Fingerprinting performance crises in the datacenter
Moises Goldszmidt
Microsoft Research, Silicon Valley
SWS Colloquium
Moises Goldszmidt is a principal researcher in Microsoft Research (Silicon Valley Campus). His research interests include probabilistic reasoning, graphical models, statistical machine learning, and systems. Prior to Microsoft, Moises held similar positions with Hewlett-Packard Labs, SRI International, and Rockwell Science Center, and was a principal scientist with Peakstone Corporation (start-up). Dr. Goldszmidt has a PhD degree in Computer Science from the University of California in Los Angeles (1992). Since 1999, Moises has been focusing his research on the application of statistical pattern recognition and probabilistic reasoning to the modeling, diagnosis, performance forecasting, and control of distributed networked systems.
We propose a method for significantly reducing troubleshooting and diagnosis time in the datacenter by automatically generating fingerprints of performance crises, enabling fast classification and recognition of recurring instances.
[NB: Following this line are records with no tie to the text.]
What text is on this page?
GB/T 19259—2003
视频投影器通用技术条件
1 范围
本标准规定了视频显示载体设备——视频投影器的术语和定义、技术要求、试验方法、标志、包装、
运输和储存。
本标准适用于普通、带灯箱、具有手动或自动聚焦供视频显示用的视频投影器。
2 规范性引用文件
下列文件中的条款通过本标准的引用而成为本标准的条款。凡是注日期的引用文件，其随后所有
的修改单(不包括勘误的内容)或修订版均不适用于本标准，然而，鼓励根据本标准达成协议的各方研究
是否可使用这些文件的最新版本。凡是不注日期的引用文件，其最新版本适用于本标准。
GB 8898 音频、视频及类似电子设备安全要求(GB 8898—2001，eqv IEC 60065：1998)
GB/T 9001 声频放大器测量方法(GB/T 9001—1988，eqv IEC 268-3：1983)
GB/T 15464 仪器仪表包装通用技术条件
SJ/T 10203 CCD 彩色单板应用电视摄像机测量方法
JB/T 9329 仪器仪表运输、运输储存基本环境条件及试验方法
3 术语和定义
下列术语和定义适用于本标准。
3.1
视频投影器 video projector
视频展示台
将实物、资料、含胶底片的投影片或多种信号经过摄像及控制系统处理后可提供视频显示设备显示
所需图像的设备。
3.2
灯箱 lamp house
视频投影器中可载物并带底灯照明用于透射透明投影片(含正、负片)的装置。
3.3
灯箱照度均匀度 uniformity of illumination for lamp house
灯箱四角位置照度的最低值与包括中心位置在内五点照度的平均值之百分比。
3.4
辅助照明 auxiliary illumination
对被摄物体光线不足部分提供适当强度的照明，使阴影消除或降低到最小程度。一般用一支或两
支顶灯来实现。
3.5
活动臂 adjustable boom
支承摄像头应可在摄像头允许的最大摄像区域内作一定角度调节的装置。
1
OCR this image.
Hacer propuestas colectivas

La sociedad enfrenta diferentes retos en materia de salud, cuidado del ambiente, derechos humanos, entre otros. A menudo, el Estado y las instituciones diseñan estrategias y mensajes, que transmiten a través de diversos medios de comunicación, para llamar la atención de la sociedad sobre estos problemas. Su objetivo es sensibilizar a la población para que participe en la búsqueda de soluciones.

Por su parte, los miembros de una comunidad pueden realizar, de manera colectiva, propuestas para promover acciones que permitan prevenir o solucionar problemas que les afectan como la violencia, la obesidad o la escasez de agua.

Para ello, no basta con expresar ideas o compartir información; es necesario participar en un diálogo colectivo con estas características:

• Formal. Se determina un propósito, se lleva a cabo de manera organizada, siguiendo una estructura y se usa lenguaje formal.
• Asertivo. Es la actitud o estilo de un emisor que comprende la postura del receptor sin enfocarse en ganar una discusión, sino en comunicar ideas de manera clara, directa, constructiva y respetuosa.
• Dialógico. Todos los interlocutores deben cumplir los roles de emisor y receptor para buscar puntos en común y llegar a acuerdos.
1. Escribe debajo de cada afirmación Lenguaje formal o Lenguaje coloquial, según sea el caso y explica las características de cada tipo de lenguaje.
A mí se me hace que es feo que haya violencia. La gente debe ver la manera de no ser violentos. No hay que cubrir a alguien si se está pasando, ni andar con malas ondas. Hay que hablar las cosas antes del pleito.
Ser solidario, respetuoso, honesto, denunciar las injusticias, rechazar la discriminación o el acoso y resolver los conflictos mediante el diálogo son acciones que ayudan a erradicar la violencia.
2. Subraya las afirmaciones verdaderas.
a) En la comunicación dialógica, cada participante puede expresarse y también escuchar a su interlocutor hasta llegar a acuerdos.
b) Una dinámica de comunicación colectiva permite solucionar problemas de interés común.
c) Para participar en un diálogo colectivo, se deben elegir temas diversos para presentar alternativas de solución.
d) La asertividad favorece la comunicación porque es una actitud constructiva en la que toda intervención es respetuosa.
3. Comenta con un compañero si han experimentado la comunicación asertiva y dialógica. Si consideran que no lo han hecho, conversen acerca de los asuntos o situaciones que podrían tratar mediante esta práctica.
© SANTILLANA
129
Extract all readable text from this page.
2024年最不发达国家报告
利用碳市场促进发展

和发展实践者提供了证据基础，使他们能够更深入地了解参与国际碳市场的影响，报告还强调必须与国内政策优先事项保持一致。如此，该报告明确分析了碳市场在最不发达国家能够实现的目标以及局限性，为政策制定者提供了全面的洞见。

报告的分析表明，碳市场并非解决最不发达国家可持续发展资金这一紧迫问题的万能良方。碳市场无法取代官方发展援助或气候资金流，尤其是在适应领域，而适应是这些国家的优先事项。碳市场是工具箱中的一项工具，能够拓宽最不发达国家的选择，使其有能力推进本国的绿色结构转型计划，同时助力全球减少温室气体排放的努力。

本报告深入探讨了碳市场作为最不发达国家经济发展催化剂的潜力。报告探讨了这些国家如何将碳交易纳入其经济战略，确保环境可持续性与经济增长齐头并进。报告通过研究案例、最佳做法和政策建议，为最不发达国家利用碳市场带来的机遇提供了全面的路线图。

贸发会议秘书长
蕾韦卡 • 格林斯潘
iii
We evaluated the approach on data from a production datacenter with hundreds of machines running a 24x7 enterprise-class user-facing application, verifying each identification result with the operators of the datacenter (and the corresponding troubleshooting tickets). The approach has 80% identification accuracy in the operations-online setting with time to identification below 15 minutes (on average) after the start of the crises (operators stipulated a deadline of 60 minutes). In an offline setting, where some parameters can be fitted optimally, the accuracy is on the 95%-98% range. After explaining the fingerprinting method and the results, I will end the talk with a discussion on the possibility of predicting the crises, and on extending this work to model the operator's repair actions for learning models of automated decision making.
Joint work with Peter Bodik and Armando Fox from UC Berkeley, and Hans Andersen from Microsoft.